Effect of Namenda on Short Term Memory and Attention in Patients With Mild to Moderate Traumatic Brain Injury

This study has been terminated.
(The study was stopped due to a lack of additional subjects.)
Sponsor:
Collaborator:
Forest Laboratories
Information provided by (Responsible Party):
Jon Rupright, University of Missouri-Columbia
ClinicalTrials.gov Identifier:
NCT00462228
First received: April 10, 2007
Last updated: October 24, 2013
Last verified: October 2013
  Purpose

The purpose of this study is to determine whether memantine (Namenda) improves memory and attention in patients with mild to moderate traumatic brain injury.
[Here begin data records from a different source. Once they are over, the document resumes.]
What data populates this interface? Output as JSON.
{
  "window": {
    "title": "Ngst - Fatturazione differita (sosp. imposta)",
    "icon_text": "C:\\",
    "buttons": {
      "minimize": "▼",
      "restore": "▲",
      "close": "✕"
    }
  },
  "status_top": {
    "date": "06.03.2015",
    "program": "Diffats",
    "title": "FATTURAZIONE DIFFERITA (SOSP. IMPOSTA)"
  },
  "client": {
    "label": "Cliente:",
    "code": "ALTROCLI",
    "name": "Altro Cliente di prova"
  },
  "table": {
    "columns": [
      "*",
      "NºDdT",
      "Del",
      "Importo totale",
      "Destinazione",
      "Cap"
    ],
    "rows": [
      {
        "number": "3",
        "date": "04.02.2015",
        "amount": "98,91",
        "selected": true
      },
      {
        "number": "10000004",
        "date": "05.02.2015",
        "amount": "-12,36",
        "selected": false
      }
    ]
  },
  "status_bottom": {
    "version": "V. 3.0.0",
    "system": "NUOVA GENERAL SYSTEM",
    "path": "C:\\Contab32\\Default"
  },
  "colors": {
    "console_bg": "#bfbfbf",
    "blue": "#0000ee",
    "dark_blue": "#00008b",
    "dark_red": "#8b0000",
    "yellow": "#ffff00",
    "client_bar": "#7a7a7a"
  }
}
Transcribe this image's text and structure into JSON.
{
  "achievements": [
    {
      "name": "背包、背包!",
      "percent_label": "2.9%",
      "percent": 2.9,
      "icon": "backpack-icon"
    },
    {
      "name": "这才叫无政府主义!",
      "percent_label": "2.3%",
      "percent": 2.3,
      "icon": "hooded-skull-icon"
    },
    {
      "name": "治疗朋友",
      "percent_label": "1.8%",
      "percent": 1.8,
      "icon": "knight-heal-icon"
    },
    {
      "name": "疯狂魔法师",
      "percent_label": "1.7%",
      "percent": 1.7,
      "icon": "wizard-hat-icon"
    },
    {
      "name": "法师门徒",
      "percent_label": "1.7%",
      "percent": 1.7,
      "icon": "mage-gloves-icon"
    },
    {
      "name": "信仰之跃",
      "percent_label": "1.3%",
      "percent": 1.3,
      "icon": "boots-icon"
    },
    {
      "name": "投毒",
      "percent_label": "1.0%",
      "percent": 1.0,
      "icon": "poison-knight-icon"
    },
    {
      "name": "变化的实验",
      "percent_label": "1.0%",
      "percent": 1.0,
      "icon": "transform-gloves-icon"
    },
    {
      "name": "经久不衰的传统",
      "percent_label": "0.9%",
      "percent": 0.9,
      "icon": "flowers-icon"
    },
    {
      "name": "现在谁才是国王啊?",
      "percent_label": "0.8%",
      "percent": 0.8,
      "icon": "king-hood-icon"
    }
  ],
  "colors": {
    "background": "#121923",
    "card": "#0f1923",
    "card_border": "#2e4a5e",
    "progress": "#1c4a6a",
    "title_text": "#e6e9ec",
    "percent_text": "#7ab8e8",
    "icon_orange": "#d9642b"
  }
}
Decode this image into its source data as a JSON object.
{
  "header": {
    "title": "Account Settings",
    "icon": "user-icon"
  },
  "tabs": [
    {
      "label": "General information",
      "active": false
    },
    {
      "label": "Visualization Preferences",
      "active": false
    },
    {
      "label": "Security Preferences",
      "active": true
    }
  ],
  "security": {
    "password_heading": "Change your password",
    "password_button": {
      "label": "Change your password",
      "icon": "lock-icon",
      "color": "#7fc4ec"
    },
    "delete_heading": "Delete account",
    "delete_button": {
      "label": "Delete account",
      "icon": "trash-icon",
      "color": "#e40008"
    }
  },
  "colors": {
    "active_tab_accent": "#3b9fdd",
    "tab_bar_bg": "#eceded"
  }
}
Condition Intervention Phase
Traumatic Brain Injury
Drug: memantine
Drug: placebo
Phase 4

Study Type: Interventional
Study Design: Allocation: Randomized
Endpoint Classification: Efficacy Study
Intervention Model: Crossover Assignment
Masking: Double Blind (Subject, Investigator, Outcomes Assessor)
Primary Purpose: Treatment
Official Title: Double-blind Cross-over Study of the Effect of Namenda on Short Term Memory and Attention in Patients With Mild to Moderate Traumatic Brain Injury, Protocol NAM-MD-44

Resource links provided by NLM:


Further study details as provided by University of Missouri-Columbia:

Primary Outcome Measures:
  • Improvements From Baseline Scores After 6 and 12 Weeks of Memantine Compared to Placebo on the Hopkins Verbal Learning Test Revised (HVLT-R) Total Recall Learning Scores. [ Time Frame: Baseline, 6 weeks, and 12 weeks after beginning memantine or placebo ] [ Designated as safety issue: No ]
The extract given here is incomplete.